Sprott Precious Metals Watch

The most powerful litmus test for gold’s ongoing relevance is an assessment of whether the U.S. financial system could endure normalization of interest rate structures. Should the Fed raise fed funds to 3%-to-4%, or should 10-year Treasury yields trade back to 6%-to-8%, without significant negative impact to the U.S. financial system, we would concede constructive progress might have been achieved in rebalancing U.S. financial markets. We view prospects for either of these developments as quite remote. In such an environment, gold remains a mandatory portfolio asset.

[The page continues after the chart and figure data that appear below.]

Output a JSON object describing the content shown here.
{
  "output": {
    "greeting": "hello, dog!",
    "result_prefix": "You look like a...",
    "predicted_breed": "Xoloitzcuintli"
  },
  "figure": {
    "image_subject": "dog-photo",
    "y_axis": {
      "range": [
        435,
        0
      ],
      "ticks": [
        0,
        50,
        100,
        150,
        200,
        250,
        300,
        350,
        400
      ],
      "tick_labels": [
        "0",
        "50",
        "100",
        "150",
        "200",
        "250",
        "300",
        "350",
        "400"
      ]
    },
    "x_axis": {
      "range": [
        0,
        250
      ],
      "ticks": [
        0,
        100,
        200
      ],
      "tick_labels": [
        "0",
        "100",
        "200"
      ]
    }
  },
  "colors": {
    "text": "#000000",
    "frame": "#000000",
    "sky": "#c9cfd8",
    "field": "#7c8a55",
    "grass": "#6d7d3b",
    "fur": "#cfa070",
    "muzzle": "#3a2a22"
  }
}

Second, gold will remain a productive portfolio-diversifying asset until the process of debt rationalization is allowed to proceed in the United States. Since 2000, the Fed has now interceded to forestall this rebalancing process on at least three prominent occasions. To us, eventual normalization of the relationship between claims on future output and productive output itself will return ratios such as debt-to-GDP and HHNW-to-GDP to historically sustainable levels, say below 200% and 350% respectively. Because these ratios at prevailing GDP levels would imply (respectively) $20 trillion and $30 trillion in either debt defaults or depreciation of financial asset prices, we are quite certain the Fed will do everything in its power to postpone this rebalancing. Given implications for declining intrinsic value of U.S. financial assets, as well as ongoing Fed efforts to debase outstanding obligations, gold remains a mandatory portfolio asset.

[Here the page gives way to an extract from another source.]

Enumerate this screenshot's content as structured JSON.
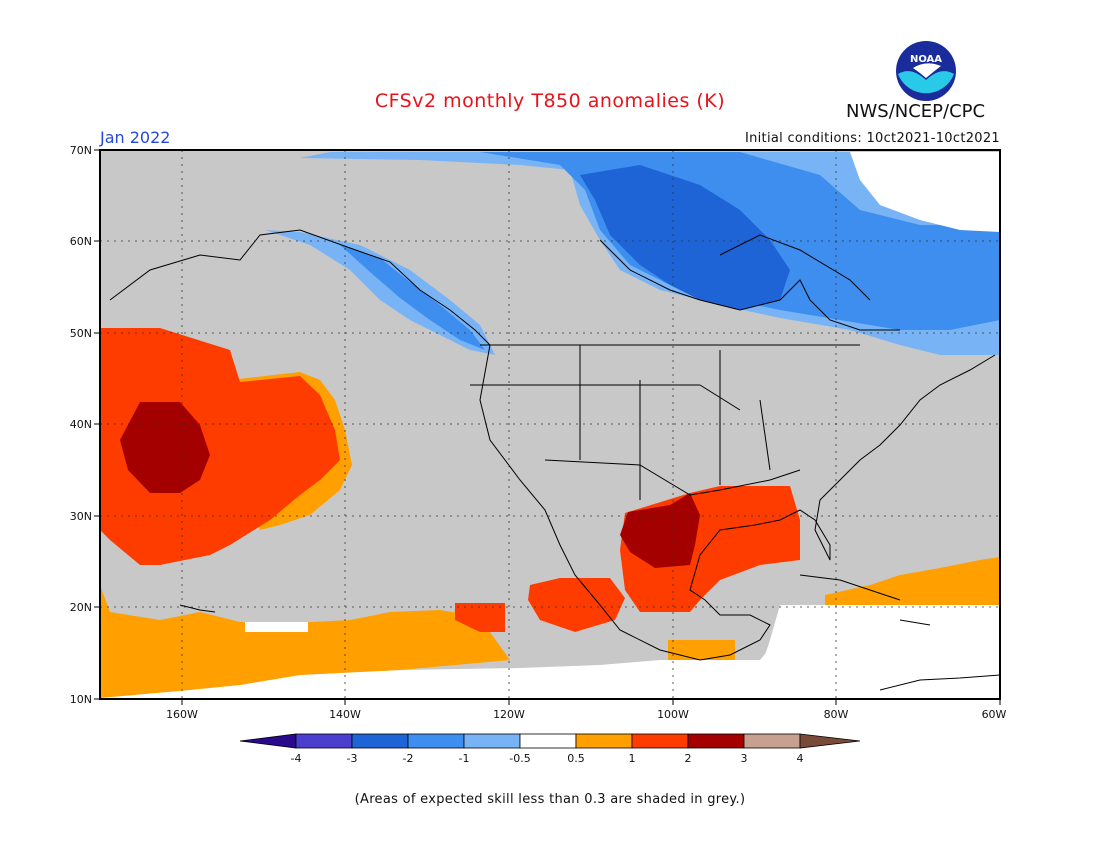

Third, should the U.S. economy ever be able to resume GDP growth between 3%-to-4%, with a net national savings rate in the 8%-to-10% range (now roughly 1%), there would no longer be a need for the $2.0 trillion-or-so in annual U.S. nonfinancial credit growth now necessary to service debt and drive consumption. In such an environment, U.S. securities markets would be replete with opportunities for true capital formation, and gold would hold limited investment utility.